The last piece of my puzzle, of this particular journey, fell into place.
I never realized how much I wanted to be touched by people now.
I walked around giving touch to people and feeling really fucking happy.
I was in my natural state. The one I’ve come to love and adore. And I felt safe and held and not like a weirdo.
I didn’t realize that what I was giving people was actually what I wanted to receive.
Not until I received it.
I felt the love pouring into my body and it shook me to my core.
I’ve felt love before. But this was different.
On so many levels the people were touching me. It wasn’t just about the physical touch. They were touching me on a soul level too. On an interdimensional level. In every level imaginable they penetrated me with their love.
It was overwhelming.
I had to surrender my all to it.
As my body shook receiving all of it, as it shakes right now while I write this, I received. I received like I’ve never received before.
I’ve had plenty of people tell me they have got me, that they can hold me, that I’m safe. But I’ve never felt it the way I felt it in these moments this weekend.
I believed in them.
I believe in me because of them.
They gave me the gift of touch again.
I have come to love hugs over the last few years but to sit while people held me and caressed my skin with love. That was different.
No urge to push away their hand or say stop. Just receiving their frequency.
Feeling connected in those moments.
I didn’t realize how much I wanted that which was missing.
I didn’t even realize it was missing.
Now I’ve found it I won’t ever let it go.

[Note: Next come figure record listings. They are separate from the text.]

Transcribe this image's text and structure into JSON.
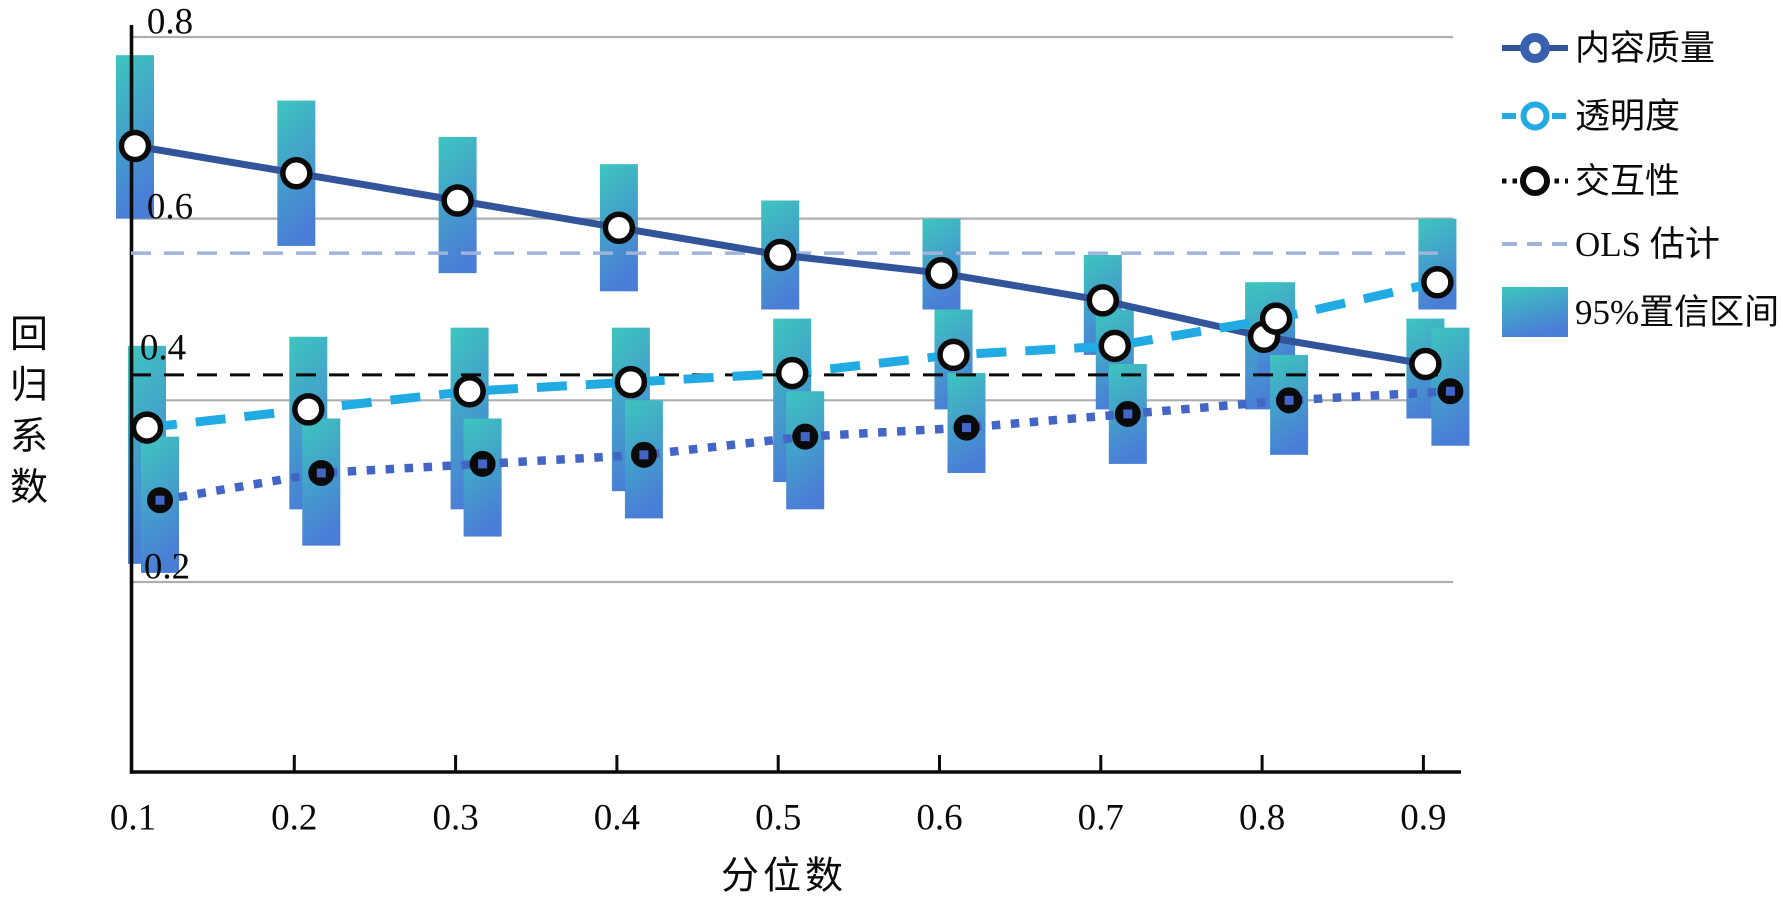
{
  "chart_data": {
    "type": "line",
    "title": "",
    "xlabel": "分位数",
    "ylabel": "回归系数",
    "ylabel_chars": [
      "回",
      "归",
      "系",
      "数"
    ],
    "x": [
      0.1,
      0.2,
      0.3,
      0.4,
      0.5,
      0.6,
      0.7,
      0.8,
      0.9
    ],
    "x_tick_labels": [
      "0.1",
      "0.2",
      "0.3",
      "0.4",
      "0.5",
      "0.6",
      "0.7",
      "0.8",
      "0.9"
    ],
    "y_tick_labels": [
      "0.8",
      "0.6",
      "0.4",
      "0.2"
    ],
    "y_grid_values": [
      0.8,
      0.6,
      0.4,
      0.2
    ],
    "ylim": [
      0,
      0.84
    ],
    "grid": true,
    "legend_position": "right",
    "series": [
      {
        "name": "内容质量",
        "sname": "content-quality",
        "style": "solid",
        "color": "#31549B",
        "marker": "open-circle",
        "values": [
          0.68,
          0.65,
          0.62,
          0.59,
          0.56,
          0.54,
          0.51,
          0.47,
          0.44
        ],
        "ci_lower": [
          0.6,
          0.57,
          0.54,
          0.52,
          0.5,
          0.5,
          0.45,
          0.39,
          0.38
        ],
        "ci_upper": [
          0.78,
          0.73,
          0.69,
          0.66,
          0.62,
          0.6,
          0.56,
          0.53,
          0.49
        ]
      },
      {
        "name": "透明度",
        "sname": "transparency",
        "style": "dashed",
        "color": "#22ABE3",
        "marker": "open-circle",
        "values": [
          0.37,
          0.39,
          0.41,
          0.42,
          0.43,
          0.45,
          0.46,
          0.49,
          0.53
        ],
        "ci_lower": [
          0.22,
          0.28,
          0.28,
          0.3,
          0.31,
          0.39,
          0.39,
          0.43,
          0.5
        ],
        "ci_upper": [
          0.46,
          0.47,
          0.48,
          0.48,
          0.49,
          0.5,
          0.5,
          0.53,
          0.6
        ]
      },
      {
        "name": "交互性",
        "sname": "interactivity",
        "style": "dotted",
        "color": "#4365C6",
        "marker": "filled-black-circle",
        "values": [
          0.29,
          0.32,
          0.33,
          0.34,
          0.36,
          0.37,
          0.385,
          0.4,
          0.41
        ],
        "ci_lower": [
          0.21,
          0.24,
          0.25,
          0.27,
          0.28,
          0.32,
          0.33,
          0.34,
          0.35
        ],
        "ci_upper": [
          0.36,
          0.38,
          0.38,
          0.4,
          0.41,
          0.43,
          0.44,
          0.45,
          0.48
        ]
      }
    ],
    "reference_lines": [
      {
        "name": "OLS 估计",
        "sname": "ols-estimate",
        "value": 0.562,
        "color": "#9FB3DB",
        "style": "dashed"
      },
      {
        "name": "OLS 估计",
        "sname": "ols-estimate-black",
        "value": 0.428,
        "color": "#0a0a0a",
        "style": "dashed"
      }
    ],
    "ci_label": "95%置信区间",
    "legend_labels": [
      "内容质量",
      "透明度",
      "交互性",
      "OLS 估计",
      "95%置信区间"
    ],
    "colors": {
      "grid": "#AEAEAE",
      "axis": "#0a0a0a",
      "bar_gradient_top": "#3DC6BE",
      "bar_gradient_bottom": "#4A7ED6",
      "marker_ring": "#0a0a0a",
      "marker_fill": "#ffffff",
      "legend_donut_fill": "#3760AE"
    }
  }
}
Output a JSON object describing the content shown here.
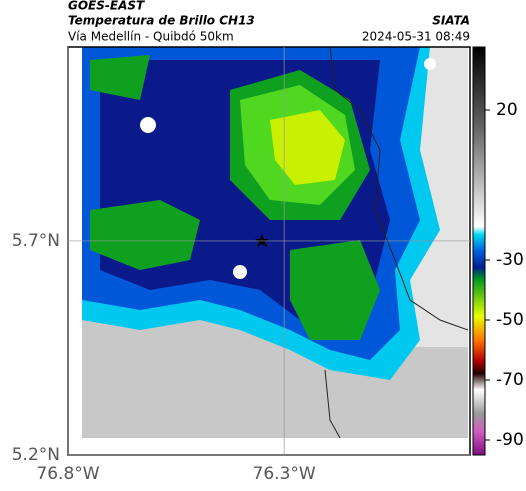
{
  "header": {
    "source": "GOES-EAST",
    "product": "Temperatura de Brillo CH13",
    "agency": "SIATA",
    "region": "Vía Medellín - Quibdó 50km",
    "timestamp": "2024-05-31 08:49"
  },
  "map": {
    "xlim": [
      -76.8,
      -75.87
    ],
    "ylim": [
      5.2,
      6.153
    ],
    "xticks": [
      {
        "value": -76.8,
        "label": "76.8°W"
      },
      {
        "value": -76.3,
        "label": "76.3°W"
      }
    ],
    "yticks": [
      {
        "value": 5.7,
        "label": "5.7°N"
      },
      {
        "value": 5.2,
        "label": "5.2°N"
      }
    ]
  },
  "colorbar": {
    "lim": [
      -95,
      41
    ],
    "ticks": [
      20,
      -30,
      -50,
      -70,
      -90
    ]
  }
}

I had no idea what I was going to receive this weekend but I knew it would be powerful.
I just didn’t realize how powerful exactly.
This is what happens when you trust and surrender.
I’ve said it before but I’ll say it again – Jax is magic. She has a gift like no other I’ve ever experienced. When she says something I believe her. I feel her. I trust her.
She, and the rest of the tribe this weekend, gave my husband the gift of seeing himself.
That was a love I had so much honor witnessing.
I had many honors this weekend, but receiving the gift of touch was my highest one.
So for that I thank you, all of you. For returning my love of touch.